3. Say no to injections
Most websites (except very basic ones) have a database at their core containing information about the site, such as its content or details of registered users.
‘SQL injection’ is a method used by attackers to add extra code to a database query. This can allow the attacker to access parts of the database you never intended them to see, and thereby compromise your website. SQL injection can happen when the server hosting your website doesn’t properly check information that is passed to it from the outside world.
Guard against this by using ‘prepared statements’, or a suitable alternative, to separate the data users enter from the actual structure of your database query.
On that note, don’t give attackers an easy ride if they do manage to view other fields in your database. For example, never store user passwords in plain text – instead, make sure they are stored as a one way ‘salted hash’ (see right).
A hash takes a string of data (like a password) and converts it into a unique representation of that string, without giving away what the original string was.
It can be very easy to crack strings by pre-computing common words and figuring out their hash in advance.
To make it harder to crack, you add a ’salt’. This is a complex, unique string of characters that you add to any string you wish to hash.

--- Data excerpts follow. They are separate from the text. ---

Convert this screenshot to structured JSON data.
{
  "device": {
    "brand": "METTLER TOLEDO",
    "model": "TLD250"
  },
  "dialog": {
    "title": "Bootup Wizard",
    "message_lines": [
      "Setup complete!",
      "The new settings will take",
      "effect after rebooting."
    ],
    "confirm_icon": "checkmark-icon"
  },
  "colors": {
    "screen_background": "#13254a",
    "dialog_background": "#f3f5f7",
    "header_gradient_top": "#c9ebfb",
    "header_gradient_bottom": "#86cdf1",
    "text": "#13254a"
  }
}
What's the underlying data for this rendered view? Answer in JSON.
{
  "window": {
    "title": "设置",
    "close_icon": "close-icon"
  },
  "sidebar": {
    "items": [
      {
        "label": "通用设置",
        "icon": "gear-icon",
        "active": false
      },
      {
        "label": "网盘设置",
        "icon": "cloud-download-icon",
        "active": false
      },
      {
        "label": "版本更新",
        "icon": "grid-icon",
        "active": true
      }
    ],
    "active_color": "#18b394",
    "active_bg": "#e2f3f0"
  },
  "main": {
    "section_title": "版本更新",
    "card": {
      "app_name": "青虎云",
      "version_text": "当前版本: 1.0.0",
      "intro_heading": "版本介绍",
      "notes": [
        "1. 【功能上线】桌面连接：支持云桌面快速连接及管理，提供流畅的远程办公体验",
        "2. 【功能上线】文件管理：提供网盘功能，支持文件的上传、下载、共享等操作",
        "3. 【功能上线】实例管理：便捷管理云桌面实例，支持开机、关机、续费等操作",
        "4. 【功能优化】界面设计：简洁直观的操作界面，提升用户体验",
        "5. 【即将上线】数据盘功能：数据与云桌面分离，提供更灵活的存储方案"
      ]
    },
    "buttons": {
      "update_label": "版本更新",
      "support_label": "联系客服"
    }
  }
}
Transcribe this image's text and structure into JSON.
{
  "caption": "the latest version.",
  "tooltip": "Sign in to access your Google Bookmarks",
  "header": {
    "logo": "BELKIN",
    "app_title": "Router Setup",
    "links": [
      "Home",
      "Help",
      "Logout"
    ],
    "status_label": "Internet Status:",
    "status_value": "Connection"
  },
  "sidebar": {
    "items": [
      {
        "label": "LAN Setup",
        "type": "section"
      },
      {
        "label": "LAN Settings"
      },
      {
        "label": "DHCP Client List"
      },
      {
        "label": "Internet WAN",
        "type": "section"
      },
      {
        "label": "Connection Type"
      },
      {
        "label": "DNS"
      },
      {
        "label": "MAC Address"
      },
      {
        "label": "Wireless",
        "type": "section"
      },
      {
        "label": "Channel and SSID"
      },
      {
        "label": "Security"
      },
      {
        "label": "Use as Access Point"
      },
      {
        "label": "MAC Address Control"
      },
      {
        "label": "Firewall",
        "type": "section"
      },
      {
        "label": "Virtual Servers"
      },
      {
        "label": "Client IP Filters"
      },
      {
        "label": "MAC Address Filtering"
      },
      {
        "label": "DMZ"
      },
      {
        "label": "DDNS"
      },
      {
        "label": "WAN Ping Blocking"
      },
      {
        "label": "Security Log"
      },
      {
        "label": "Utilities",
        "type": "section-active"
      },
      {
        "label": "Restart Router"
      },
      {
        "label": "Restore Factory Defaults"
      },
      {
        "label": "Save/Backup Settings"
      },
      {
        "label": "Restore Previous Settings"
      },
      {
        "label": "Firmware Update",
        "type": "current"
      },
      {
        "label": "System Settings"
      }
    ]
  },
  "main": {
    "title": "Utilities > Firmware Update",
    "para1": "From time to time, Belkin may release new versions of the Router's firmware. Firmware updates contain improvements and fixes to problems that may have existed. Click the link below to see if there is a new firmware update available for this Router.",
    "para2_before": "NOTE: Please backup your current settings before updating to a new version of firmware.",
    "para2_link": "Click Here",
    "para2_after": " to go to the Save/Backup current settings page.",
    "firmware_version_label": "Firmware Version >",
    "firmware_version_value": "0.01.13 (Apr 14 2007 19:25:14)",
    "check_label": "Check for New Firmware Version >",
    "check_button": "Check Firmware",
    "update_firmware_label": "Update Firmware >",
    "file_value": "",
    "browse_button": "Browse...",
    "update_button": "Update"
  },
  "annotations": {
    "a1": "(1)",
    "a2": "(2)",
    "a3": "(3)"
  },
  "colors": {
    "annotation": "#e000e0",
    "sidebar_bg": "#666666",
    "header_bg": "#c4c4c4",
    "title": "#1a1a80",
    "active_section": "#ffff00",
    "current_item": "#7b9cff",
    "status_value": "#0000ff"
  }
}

Because the ‘salt’ isn’t based on a dictionary word and only your server knows what it is, it’s much harder to compromise.
4. Watch data outputs
Take steps to protect your website from cross site scripting (also called XSS) attacks. This technique allows attackers to place malicious JavaScript code on your website, which could potentially read data identifying infected page site users. This data could then be used by the attacker to impersonate those users and possibly gain access to their accounts.
Twitter suffered an XSS attack in September 2010. The problem spread like wildfire because messages were automatically posted when users moved their mouse over infected tweets.
Research shows that XSS and SQL injection attacks are on the increase and the attacks are becoming more sophisticated and targeted.
As even the big guys can get this wrong, ask your web developer how they guard against XSS attacks.
5. Trust no-one
Your web server should never trust information sent to it over the internet. So make sure your website runs checks on the server (this is called ‘server side’) to ensure data isn’t malicious. Remember to consider the less-obvious sources of data that are not immediately apparent. These will be the first place a malicious user will try and break in.
These are five of the most common methods used to attack websites. However, there are a number of other devious methods that malicious users may employ, such as cross site request forgery (CSRF) and clickjacking, so it’s important to take a good all-round approach to website security.
After all, your website may be the main way you communicate with your customers. If it fails due to a malicious attack, it can be a costly experience. Even worse, if sensitive data is compromised, both your reputation and business can be irreparably damaged.
When the stakes are so high, always give your web developer time and budget to take proper preventative measures and always keep a safe backup of your entire website. Ensure this is stored away from the server that hosts it – so it cannot be deleted should your web server be compromised.